La santé des FAI associatifs, « marqueur du respect de l'intérêt général »
Pour la fédération, une éviction de ses membres de la fibre est « tout à fait inquiétant ». Aujourd'hui, le marché est dominé par l'opérateur historique (voir notre analyse), qui compte pour plus des deux tiers de recrutement de clients en fibre, en embarquant notamment des abonnés ADSL de concurrents. « On est en train de refermer un marché vivace, qui a permis à une foule d'acteurs locaux d'exister, sur quelques gros acteurs qui n'ont pas la même capacité d'innovation » appuie FFDN.
Il serait donc nécessaire de défendre l'accès de ces petits acteurs aux réseaux FTTH, à la fois pour leurs offres « neutres » et pour leur statut de « poisson-pilote », avec des compétences particulières. La fédération se targue de fournir un regard unique, fondé sur les droits fondamentaux et une longue expérience. Elle répond aussi bénévolement à des problèmes locaux (comme les réseaux hertziens en zones blanches) ou en palliant les manquements des opérateurs commerciaux.
« La santé des associations que je représente est un des marqueurs du respect ou non de l'intérêt général sur ce marché. On est un peu des canaris, déclare Oriane Piquer-Louis. Si les plus petits meurent, les plus grands doivent quitter la mine. »
L'enjeu des réseaux publics
Les réseaux d'initiative publique (RIP), initiés par des départements et régions, sont la voie la plus évidente vers la fibre pour les FAI associatifs. Ces réseaux sont tenus à une obligation de non-discrimination, soit les mêmes conditions tarifaires pour l'ensemble des opérateurs qui veulent y proposer leurs offres. Or, pour FFDN, les conditions ne conviennent pas à des acteurs qui comptent quelques centaines d'abonnés sur toute la France, alors que Bouygues Telecom ou Free négocient avec les délégataires des réseaux publics sur des millions de lignes.
« Ça interdit toute disposition préférentielle en faveur des petits. Les gros montent sans problèmes les grosses marches d'investissement qui se rentabilisent au million de lignes, nous pas » résume la présidente de la fédération. L'organisation demande de l'équité, non une égalité stricte de traitement, qui refermerait le marché sur les opérateurs qui ont les moyens d'investir.

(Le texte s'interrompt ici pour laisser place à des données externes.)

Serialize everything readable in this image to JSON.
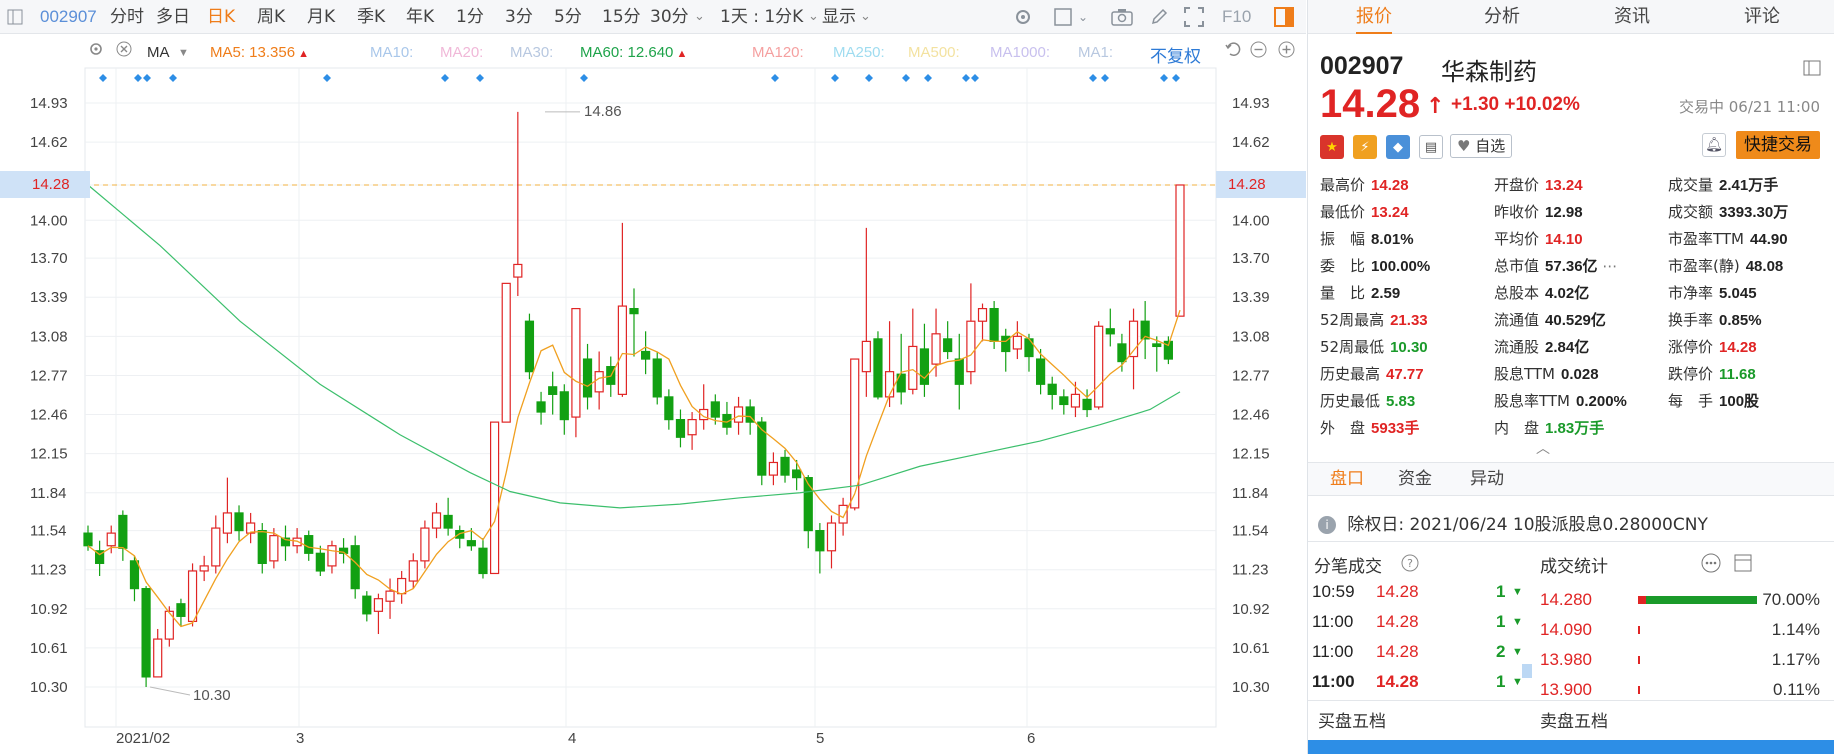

« Équité, c'est à chacun selon ses moyens, affirme la fédération. On considère qu'il faut qu'il n'y ait un maximum d'opérateurs qui accèdent au RIP pour diversifier l'offre, et donc on prévoit un catalogue différencié, en fonction des moyens de chacun, pour ne pas faire de discrimination sur les tarifs. »
Fabien Sirjean, président du fournisseur d'accès FDN, dit déjà travailler avec des réseaux publics, dans les régions où de potentiels abonnés se signalent. « FDN, c'est environ 250 lignes en France, ça n'en fait même pas deux ou trois par département » resitue-t-il. Les coûts d'entrée, l'investissement initial et les conditions d'opérateurs sur chaque réseau public sont souvent des problèmes pour des acteurs de sa taille, affirme l'association.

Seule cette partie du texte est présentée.